The time-and-a-half clause of the Fair Labor Standards Act serves as the primary governor of the 40-hour work week. Employers usually don't push employees to work beyond 40 hours because it becomes expensive for the employer. But as Ross Eisenbrey of the left-leaning Economic Policy Institute has noted of comp-time proposals, allowing workplaces to convert overtime to comp time could undermine this disincentive. Depending on the language of the bill, employers might also get to decide when an employee uses that comp time.

"It is nothing more than a scheme to allow employers to avoid paying for overtime, a scheme that will result in longer hours, lower incomes, and less predictable workweeks for American workers," Eisenbrey wrote of the 2003 GOP bill.

Roby told USA Today that many workers would prefer having time off to extra pay.

"Comp time is comp time, and you can use it for whatever you want," she said. "Think about going to your child's play, not just a doctor's appointment. You don't want to take vacation time for that."

Brian Newell, a spokesman for Republicans on the House Committee on Education and the Workforce, said the idea behind the legislation is to provide more flexibility and choices to workers.

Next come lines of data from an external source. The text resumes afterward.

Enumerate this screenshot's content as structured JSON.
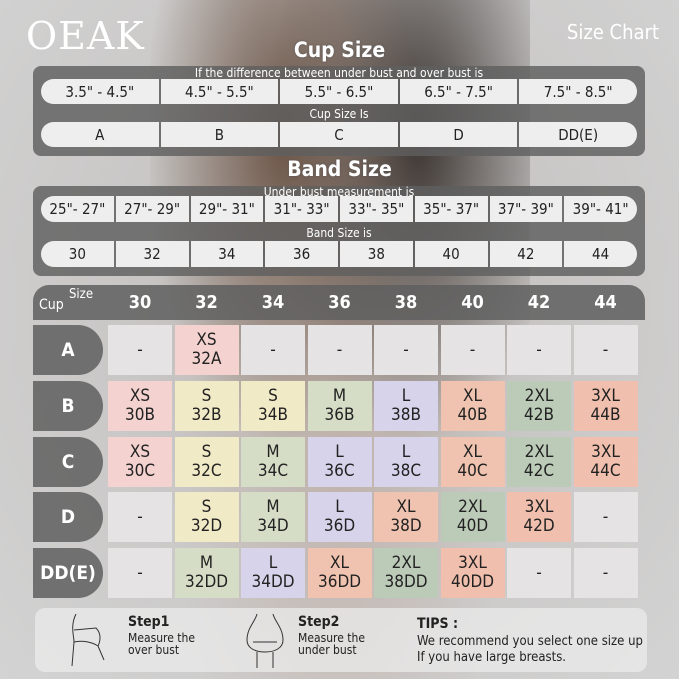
{
  "brand": "OEAK",
  "page_title": "Size Chart",
  "cup_section": {
    "title": "Cup Size",
    "caption": "If the  difference between under bust and over bust is",
    "ranges": [
      "3.5\" -  4.5\"",
      "4.5\" -  5.5\"",
      "5.5\" -  6.5\"",
      "6.5\" -  7.5\"",
      "7.5\" -  8.5\""
    ],
    "result_caption": "Cup Size Is",
    "cups": [
      "A",
      "B",
      "C",
      "D",
      "DD(E)"
    ]
  },
  "band_section": {
    "title": "Band Size",
    "caption": "Under bust measurement is",
    "ranges": [
      "25\"- 27\"",
      "27\"- 29\"",
      "29\"- 31\"",
      "31\"- 33\"",
      "33\"- 35\"",
      "35\"- 37\"",
      "37\"- 39\"",
      "39\"- 41\""
    ],
    "result_caption": "Band Size is",
    "bands": [
      "30",
      "32",
      "34",
      "36",
      "38",
      "40",
      "42",
      "44"
    ]
  },
  "grid": {
    "cup_label": "Cup",
    "size_label": "Size",
    "columns": [
      "30",
      "32",
      "34",
      "36",
      "38",
      "40",
      "42",
      "44"
    ],
    "colors": {
      "XS": "#f3d2cf",
      "S": "#f1eac6",
      "M": "#d5ddc6",
      "L": "#d7d3ea",
      "XL": "#f0c3b0",
      "2XL": "#bccab8",
      "3XL": "#f0bfad",
      "-": "#e5e3e3"
    },
    "rows": [
      {
        "cup": "A",
        "cells": [
          [
            "-"
          ],
          [
            "XS",
            "32A"
          ],
          [
            "-"
          ],
          [
            "-"
          ],
          [
            "-"
          ],
          [
            "-"
          ],
          [
            "-"
          ],
          [
            "-"
          ]
        ]
      },
      {
        "cup": "B",
        "cells": [
          [
            "XS",
            "30B"
          ],
          [
            "S",
            "32B"
          ],
          [
            "S",
            "34B"
          ],
          [
            "M",
            "36B"
          ],
          [
            "L",
            "38B"
          ],
          [
            "XL",
            "40B"
          ],
          [
            "2XL",
            "42B"
          ],
          [
            "3XL",
            "44B"
          ]
        ]
      },
      {
        "cup": "C",
        "cells": [
          [
            "XS",
            "30C"
          ],
          [
            "S",
            "32C"
          ],
          [
            "M",
            "34C"
          ],
          [
            "L",
            "36C"
          ],
          [
            "L",
            "38C"
          ],
          [
            "XL",
            "40C"
          ],
          [
            "2XL",
            "42C"
          ],
          [
            "3XL",
            "44C"
          ]
        ]
      },
      {
        "cup": "D",
        "cells": [
          [
            "-"
          ],
          [
            "S",
            "32D"
          ],
          [
            "M",
            "34D"
          ],
          [
            "L",
            "36D"
          ],
          [
            "XL",
            "38D"
          ],
          [
            "2XL",
            "40D"
          ],
          [
            "3XL",
            "42D"
          ],
          [
            "-"
          ]
        ]
      },
      {
        "cup": "DD(E)",
        "cells": [
          [
            "-"
          ],
          [
            "M",
            "32DD"
          ],
          [
            "L",
            "34DD"
          ],
          [
            "XL",
            "36DD"
          ],
          [
            "2XL",
            "38DD"
          ],
          [
            "3XL",
            "40DD"
          ],
          [
            "-"
          ],
          [
            "-"
          ]
        ]
      }
    ]
  },
  "footer": {
    "step1_title": "Step1",
    "step1_text": "Measure the over bust",
    "step2_title": "Step2",
    "step2_text": "Measure the under bust",
    "tips_title": "TIPS :",
    "tips_line1": "We recommend you select one size up",
    "tips_line2": "If you have large breasts."
  }
}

"For years public-sector workers have been able to earn comp time for overtime hours worked and it’s only fair private-sector workers have the same opportunity," Newell said in an email. "Republicans are eager to move forward with a commonsense proposal that will help Americans balance the needs of family and work."

The bill likely won't become public until next week, when the committee is expected to take it up. Aaron Albright, a spokesman for committee Democrats, said they haven't seen the proposal yet but have opposed previous comp-time measures.

"Instead of finding new ways to pay workers less," Albright said, "Congress should be examining ways to guarantee paid family and sick leave for working families."

This story has been updated with comment from Newell.